If you are filing a joint tax return, your spouse is not your dependent but your children are. In some instances, there can be others that you would claim as a dependent. The two categories would either be a "qualifying child" or a "qualifying relative". Let's discuss.

Qualifying Child

There are five steps to qualify a child as a dependent:

1. Relationship – The obvious and most common would be your children. In some instances, there could be others that meet this requirement. To meet this test, in addition to children, a child could be your stepchild, foster child, or a descendant of any of them (ex: grandchild). This test would also include your brother, sister, half siblings or descendants of any of them (ex: niece).

2. Residency – The child must have the same residence as you for more than half of the year.
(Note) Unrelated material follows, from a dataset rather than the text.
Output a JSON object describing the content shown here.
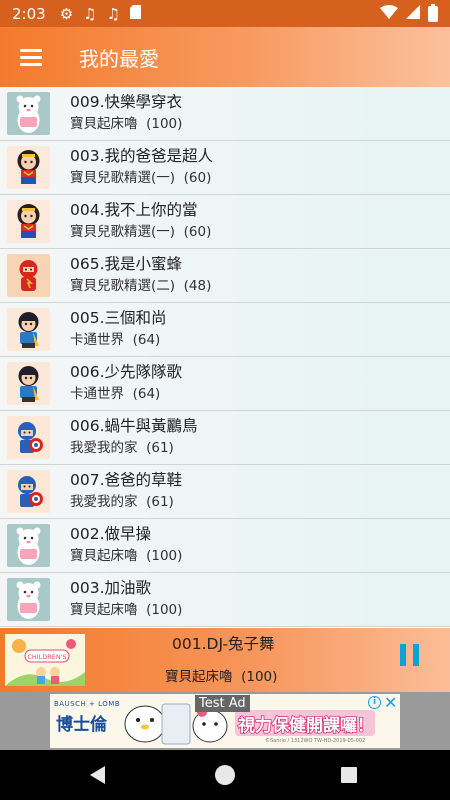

3. Age – The person must be under the age of 19 at the end of the year in question AND younger than you (under the age of 24 if they are a full time student). They can be any age if they are permanently disabled.

4. Support – The person must not provide more than half of their support during the year.

5. Joint Return – The child cannot file a joint return for the year. For example, if you are trying to claim your daughter and she is married. If she files a tax return with her husband, you usually cannot also claim her.


Qualifying Relative

There are four tests that will qualify a relative as a dependent:

1. They cannot be a "qualifying child" per the previous description.

2. Gross Income – the dependent must earn less than $3,900 in 2013. Always check on this number as the amount will change.

3. Support Test – You provide more than half of their support for the year.

4. Member of Household or Relationship – The person must live with you all year as a member of your household or be one of the relatives that doesn’t have to live with you (see IRS Publication 501 for a list of qualifying relatives).

*Remember, if you have a child during the year, they will be your dependent on the tax return for that year. Be sure to tell your tax preparer that you had a child and provide the child's legal name and social security number (as it would appear on the social security card).

As always, there can always be exceptions to some of these rules. When in doubt, contact a professional and/or refer to IRS publication 501 for guidance.


As always, we recommend that you discuss the specifics of your situation with a CPA firm.